It is apparent that lean and fit organizations represent a platform for long-term survival. With the challenges of the current economic times, contractors are leaving no stones unturned.
They have recognized the importance of imagination, vision and competitive information to survive and succeed in an uncertain world. In this respect, risk management has emerged as an important source of creativity and vision that is enhancing the competitive edge and, in some cases, the survival rate of many contractors. Managing risk has been transformed from a once-a-year insurance bidding frenzy to a serious management initiative that has the ability to boost returns, create equity, reduce costs and permanently change the way construction firms are managed.
The risk management technology available today has long passed the traditional construction risk insurance policy buyer in favor of sophisticated construction firms that are astute enough to put each and every risk dollar to work for the company, stabilizing and reducing cost while leveling out the losses.

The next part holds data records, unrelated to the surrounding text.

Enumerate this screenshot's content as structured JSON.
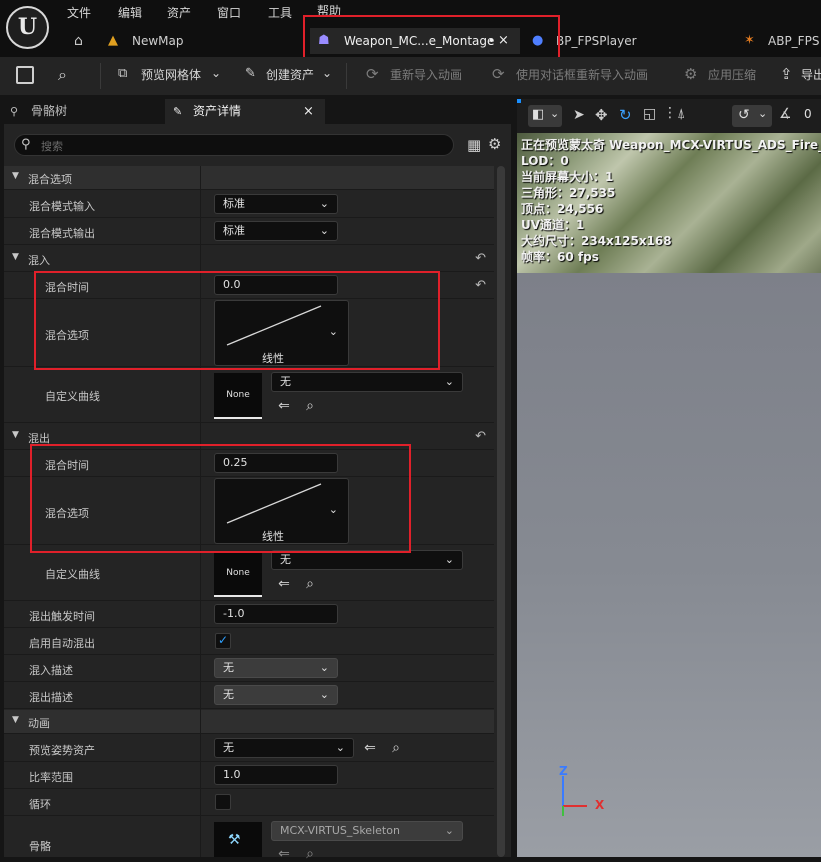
{
  "menu": [
    "文件",
    "编辑",
    "资产",
    "窗口",
    "工具",
    "帮助"
  ],
  "doc_tabs": [
    {
      "label": "NewMap",
      "icon": "map-icon"
    },
    {
      "label": "Weapon_MC...e_Montage",
      "modified": "•",
      "close": "×",
      "icon": "montage-icon"
    },
    {
      "label": "BP_FPSPlayer",
      "icon": "blueprint-icon"
    },
    {
      "label": "ABP_FPS",
      "icon": "anim-blueprint-icon"
    }
  ],
  "toolbar": {
    "preview_mesh": "预览网格体",
    "create_asset": "创建资产",
    "reimport": "重新导入动画",
    "reimport_dialog": "使用对话框重新导入动画",
    "apply_compression": "应用压缩",
    "export": "导出"
  },
  "panel_tabs": {
    "skeleton_tree": "骨骼树",
    "asset_details": "资产详情",
    "close": "×"
  },
  "search": {
    "placeholder": "搜索"
  },
  "details": {
    "cat_blend_options": "混合选项",
    "blend_mode_in": "混合模式输入",
    "blend_mode_in_value": "标准",
    "blend_mode_out": "混合模式输出",
    "blend_mode_out_value": "标准",
    "cat_blend_in": "混入",
    "blend_in_time_label": "混合时间",
    "blend_in_time": "0.0",
    "blend_in_option_label": "混合选项",
    "blend_in_curve_type": "线性",
    "blend_in_custom_curve_label": "自定义曲线",
    "blend_in_custom_curve": "无",
    "blend_in_thumb": "None",
    "cat_blend_out": "混出",
    "blend_out_time_label": "混合时间",
    "blend_out_time": "0.25",
    "blend_out_option_label": "混合选项",
    "blend_out_curve_type": "线性",
    "blend_out_custom_curve_label": "自定义曲线",
    "blend_out_custom_curve": "无",
    "blend_out_thumb": "None",
    "blend_out_trigger_label": "混出触发时间",
    "blend_out_trigger": "-1.0",
    "auto_blend_out_label": "启用自动混出",
    "auto_blend_out": true,
    "blend_in_desc_label": "混入描述",
    "blend_in_desc": "无",
    "blend_out_desc_label": "混出描述",
    "blend_out_desc": "无",
    "cat_animation": "动画",
    "preview_pose_label": "预览姿势资产",
    "preview_pose": "无",
    "rate_scale_label": "比率范围",
    "rate_scale": "1.0",
    "loop_label": "循环",
    "loop": false,
    "skeleton_label": "骨骼",
    "skeleton": "MCX-VIRTUS_Skeleton"
  },
  "viewport": {
    "stats": [
      "正在预览蒙太奇 Weapon_MCX-VIRTUS_ADS_Fire_M",
      "LOD：0",
      "当前屏幕大小：1",
      "三角形：27,535",
      "顶点：24,556",
      "UV通道：1",
      "大约尺寸：234x125x168",
      "帧率：60 fps"
    ],
    "axis_z": "Z",
    "axis_x": "X",
    "rot_value": "0"
  },
  "colors": {
    "highlight_red": "#e0202a",
    "accent_blue": "#1a8fff",
    "checkbox_check": "#2ea0ff"
  }
}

The following represents a few selected risk management technologies that contractors are embracing to weather the storm.
Contract Documents
Allocating risk on construction projects continues to be an often-overlooked area in analyzing risk profiles for contractors. The effective use of hold harmless and indemnification agreements can reduce, and oftentimes manage, specific types of losses (particularly "action-over" lawsuits) that would have been otherwise absorbed into the contractor's operations or insurance program. To capitalize on this technology:
- A standard subcontract document and purchase order should be reviewed for enforceability within the state venues of work and updated periodically to incorporate state laws. Whatever form is chosen, this agreement should serve as the basis for distributing risk within projects.
- This standard subcontract/purchase order should contain specific language with respect to types of policies/coverages required, minimum limits of liability and endorsements that protect the interest of the construction entity seeking indemnity. For example:
- Additional Insured -adding the name of the general contractor to a subcontractor's general liability policy as an additional insured. Due to the new proprietary forms being used by insurers, this is becoming a challenging issue with regard to completed operations, ongoing operations, residential restrictions and indemnity agreements. There are countless forms being used, with many having significant restrictions on additional insured benefits/status. To date, we have identified fifteen serious restrictions or exclusions contained in many of the forms with the intent to restrict or even withdraw additional insured benefits to the contractor.
- Insurance Considered Primary -the liability program of the subcontractor or sub-subcontractor shall be considered primary in the event of a loss.
- Cancellation Notice -usually as much as sixty days for cancellation and/or non-renewal is desired.
- Waiver of Subrogation -to avoid subrogation proceedings on losses by the subcontractor's insurer.